We must do better. As we have worked at Astia to improve our own investment statistics around racial inclusion, we have come face-to-face with some of the nuances behind the numbers.
As a white female investor, I am conscious that my vantage point is one of privilege looking from the outside in, and that there are many more layers that I am not in a position to address. I believe, however, it is important to share some of what I have observed as these are problems that must be addressed — not just talked about — by all investors if we are ever to actually change the investment landscape.
Attention must be paid to the many repercussions of the prior-funding hurdle.
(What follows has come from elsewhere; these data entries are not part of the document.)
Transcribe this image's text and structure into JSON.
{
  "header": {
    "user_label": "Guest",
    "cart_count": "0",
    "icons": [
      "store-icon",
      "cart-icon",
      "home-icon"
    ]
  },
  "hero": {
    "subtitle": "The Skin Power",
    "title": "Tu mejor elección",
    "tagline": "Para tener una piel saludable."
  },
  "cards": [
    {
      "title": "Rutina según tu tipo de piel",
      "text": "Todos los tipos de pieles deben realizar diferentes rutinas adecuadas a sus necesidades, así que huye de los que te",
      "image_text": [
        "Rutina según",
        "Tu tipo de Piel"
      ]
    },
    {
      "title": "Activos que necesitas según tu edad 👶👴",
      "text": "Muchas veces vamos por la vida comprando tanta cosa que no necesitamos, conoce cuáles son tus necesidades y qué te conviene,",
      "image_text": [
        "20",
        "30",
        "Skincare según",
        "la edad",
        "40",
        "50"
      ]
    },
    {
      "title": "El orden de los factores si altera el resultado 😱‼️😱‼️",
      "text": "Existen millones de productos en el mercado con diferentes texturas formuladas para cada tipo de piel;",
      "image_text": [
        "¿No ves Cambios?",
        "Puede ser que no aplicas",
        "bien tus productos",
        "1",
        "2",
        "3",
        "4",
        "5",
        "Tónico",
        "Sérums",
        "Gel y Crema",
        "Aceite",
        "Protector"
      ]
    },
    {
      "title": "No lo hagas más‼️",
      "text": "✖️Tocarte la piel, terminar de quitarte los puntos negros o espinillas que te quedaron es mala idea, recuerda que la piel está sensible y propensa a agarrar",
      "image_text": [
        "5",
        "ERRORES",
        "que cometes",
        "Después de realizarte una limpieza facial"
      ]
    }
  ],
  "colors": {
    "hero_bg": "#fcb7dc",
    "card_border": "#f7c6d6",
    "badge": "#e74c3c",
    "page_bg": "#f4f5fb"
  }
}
Because systemic racism in the U.S. has stymied wealth creation over generations for Black women, most Black women founders do not have family and close friends to tap into for that first essential round of funding.
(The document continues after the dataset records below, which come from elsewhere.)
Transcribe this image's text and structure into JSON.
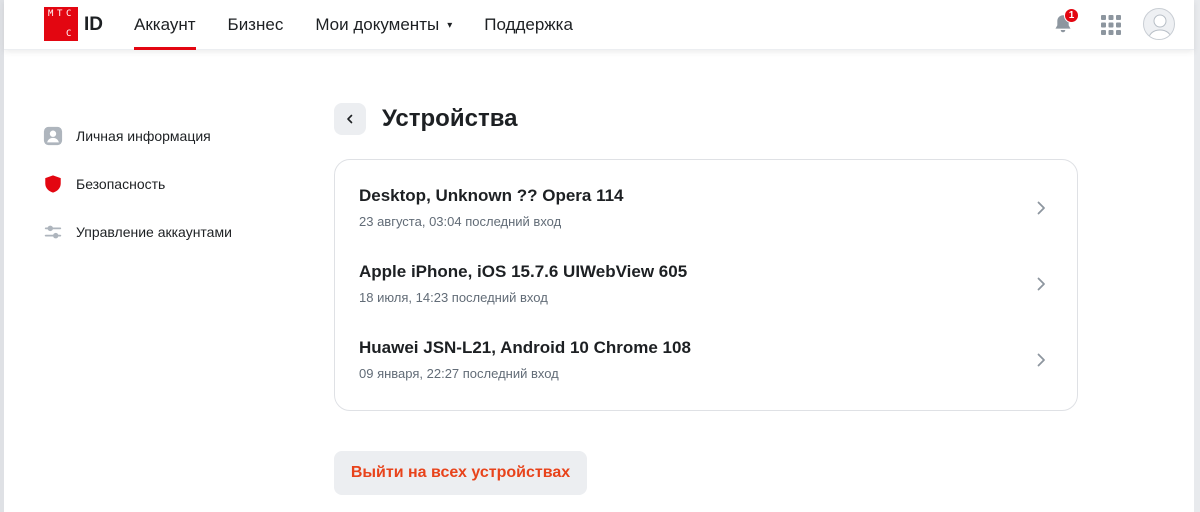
{
  "brand": {
    "logo_letters": [
      "М",
      "Т",
      "С",
      "С"
    ],
    "id_label": "ID",
    "accent_color": "#e30611"
  },
  "nav": {
    "items": [
      {
        "label": "Аккаунт",
        "active": true
      },
      {
        "label": "Бизнес",
        "active": false
      },
      {
        "label": "Мои документы",
        "active": false,
        "has_dropdown": true
      },
      {
        "label": "Поддержка",
        "active": false
      }
    ],
    "dropdown_icon": "▾"
  },
  "header_right": {
    "notification_count": "1",
    "icons": [
      "bell-icon",
      "apps-grid-icon",
      "avatar"
    ]
  },
  "sidebar": {
    "items": [
      {
        "label": "Личная информация",
        "icon": "user-profile-icon"
      },
      {
        "label": "Безопасность",
        "icon": "shield-icon"
      },
      {
        "label": "Управление аккаунтами",
        "icon": "sliders-icon"
      }
    ]
  },
  "main": {
    "title": "Устройства",
    "back_icon": "chevron-left-icon",
    "devices": [
      {
        "name": "Desktop, Unknown ?? Opera 114",
        "last_login": "23 августа, 03:04 последний вход"
      },
      {
        "name": "Apple iPhone, iOS 15.7.6 UIWebView 605",
        "last_login": "18 июля, 14:23 последний вход"
      },
      {
        "name": "Huawei JSN-L21, Android 10 Chrome 108",
        "last_login": "09 января, 22:27 последний вход"
      }
    ],
    "logout_all_label": "Выйти на всех устройствах",
    "logout_color": "#e8431b"
  }
}
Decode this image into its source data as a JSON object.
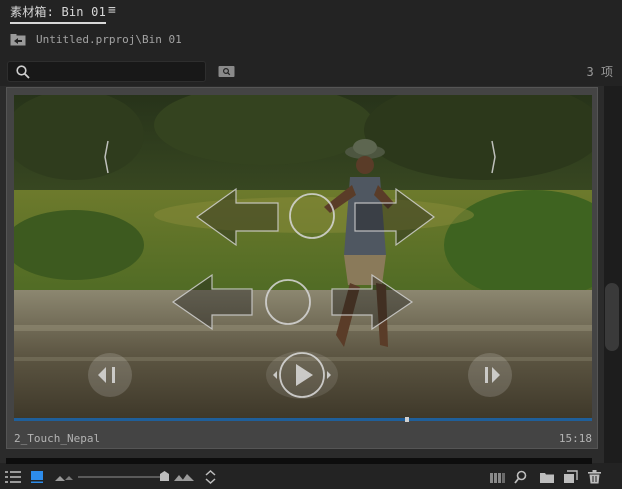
{
  "header": {
    "tab_label": "素材箱: Bin 01",
    "menu_icon": "≡"
  },
  "path": {
    "text": "Untitled.prproj\\Bin 01"
  },
  "search": {
    "value": "",
    "placeholder": ""
  },
  "item_count": "3 项",
  "clip": {
    "name": "2_Touch_Nepal",
    "duration": "15:18",
    "playhead_fraction": 0.68
  },
  "colors": {
    "accent": "#1f5f9a",
    "panel_bg": "#232323",
    "card_bg": "#444444"
  },
  "icons": [
    "search-icon",
    "find-icon",
    "folder-up-icon",
    "list-view-icon",
    "icon-view-icon",
    "freeform-view-icon",
    "zoom-small-icon",
    "zoom-large-icon",
    "sort-icon",
    "automate-icon",
    "find-footer-icon",
    "new-bin-icon",
    "new-item-icon",
    "delete-icon"
  ]
}
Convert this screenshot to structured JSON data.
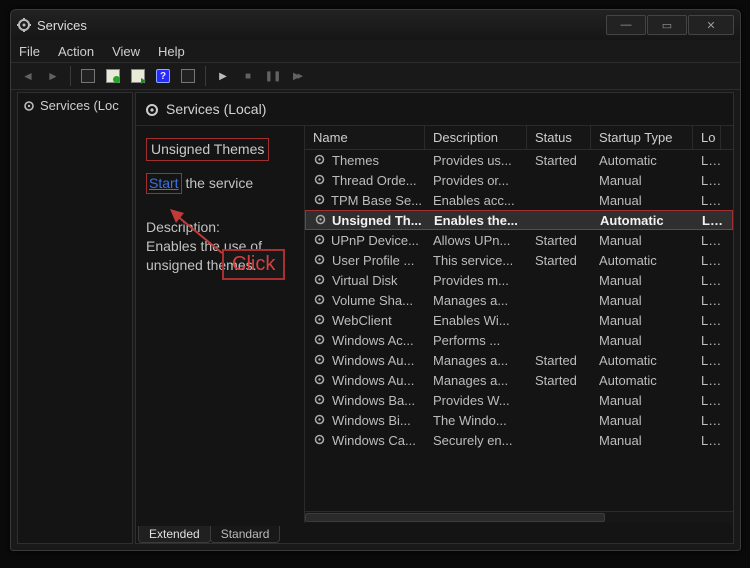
{
  "window": {
    "title": "Services"
  },
  "menu": {
    "file": "File",
    "action": "Action",
    "view": "View",
    "help": "Help"
  },
  "tree": {
    "root": "Services (Loc"
  },
  "pane": {
    "header": "Services (Local)",
    "selected_name": "Unsigned Themes",
    "start_link": "Start",
    "start_rest": " the service",
    "desc_label": "Description:",
    "desc_text": "Enables the use of unsigned themes."
  },
  "columns": {
    "name": "Name",
    "desc": "Description",
    "status": "Status",
    "startup": "Startup Type",
    "logon": "Lo"
  },
  "rows": [
    {
      "name": "Themes",
      "desc": "Provides us...",
      "status": "Started",
      "startup": "Automatic",
      "logon": "Lc"
    },
    {
      "name": "Thread Orde...",
      "desc": "Provides or...",
      "status": "",
      "startup": "Manual",
      "logon": "Lc"
    },
    {
      "name": "TPM Base Se...",
      "desc": "Enables acc...",
      "status": "",
      "startup": "Manual",
      "logon": "Lc"
    },
    {
      "name": "Unsigned Th...",
      "desc": "Enables the...",
      "status": "",
      "startup": "Automatic",
      "logon": "Lc",
      "selected": true
    },
    {
      "name": "UPnP Device...",
      "desc": "Allows UPn...",
      "status": "Started",
      "startup": "Manual",
      "logon": "Lc"
    },
    {
      "name": "User Profile ...",
      "desc": "This service...",
      "status": "Started",
      "startup": "Automatic",
      "logon": "Lc"
    },
    {
      "name": "Virtual Disk",
      "desc": "Provides m...",
      "status": "",
      "startup": "Manual",
      "logon": "Lc"
    },
    {
      "name": "Volume Sha...",
      "desc": "Manages a...",
      "status": "",
      "startup": "Manual",
      "logon": "Lc"
    },
    {
      "name": "WebClient",
      "desc": "Enables Wi...",
      "status": "",
      "startup": "Manual",
      "logon": "Lc"
    },
    {
      "name": "Windows Ac...",
      "desc": "Performs ...",
      "status": "",
      "startup": "Manual",
      "logon": "Lc"
    },
    {
      "name": "Windows Au...",
      "desc": "Manages a...",
      "status": "Started",
      "startup": "Automatic",
      "logon": "Lc"
    },
    {
      "name": "Windows Au...",
      "desc": "Manages a...",
      "status": "Started",
      "startup": "Automatic",
      "logon": "Lc"
    },
    {
      "name": "Windows Ba...",
      "desc": "Provides W...",
      "status": "",
      "startup": "Manual",
      "logon": "Lc"
    },
    {
      "name": "Windows Bi...",
      "desc": "The Windo...",
      "status": "",
      "startup": "Manual",
      "logon": "Lc"
    },
    {
      "name": "Windows Ca...",
      "desc": "Securely en...",
      "status": "",
      "startup": "Manual",
      "logon": "Lc"
    }
  ],
  "tabs": {
    "extended": "Extended",
    "standard": "Standard"
  },
  "annotation": {
    "click": "Click"
  }
}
Even if a CEO has broken through barriers and made it to a top university, as was the case in one Astia deal I led, she is less likely to be included in the kind of network that could provide that initial round of funding because networks still, for the most part, divide along gender and race.
One outcome of this lack of a “friends and family round” is that a CEO ends up raising in dribs and drabs over many years with smaller check sizes spaced out over a longer time. This can result in her never being able to make key senior hires, invest adequately in marketing or hire top legal professionals, as just a few examples.
The result is a double bind — the key performance indicators compared to competitors are deemed not good enough to attract investment, but without investment, those KPIs cannot be improved.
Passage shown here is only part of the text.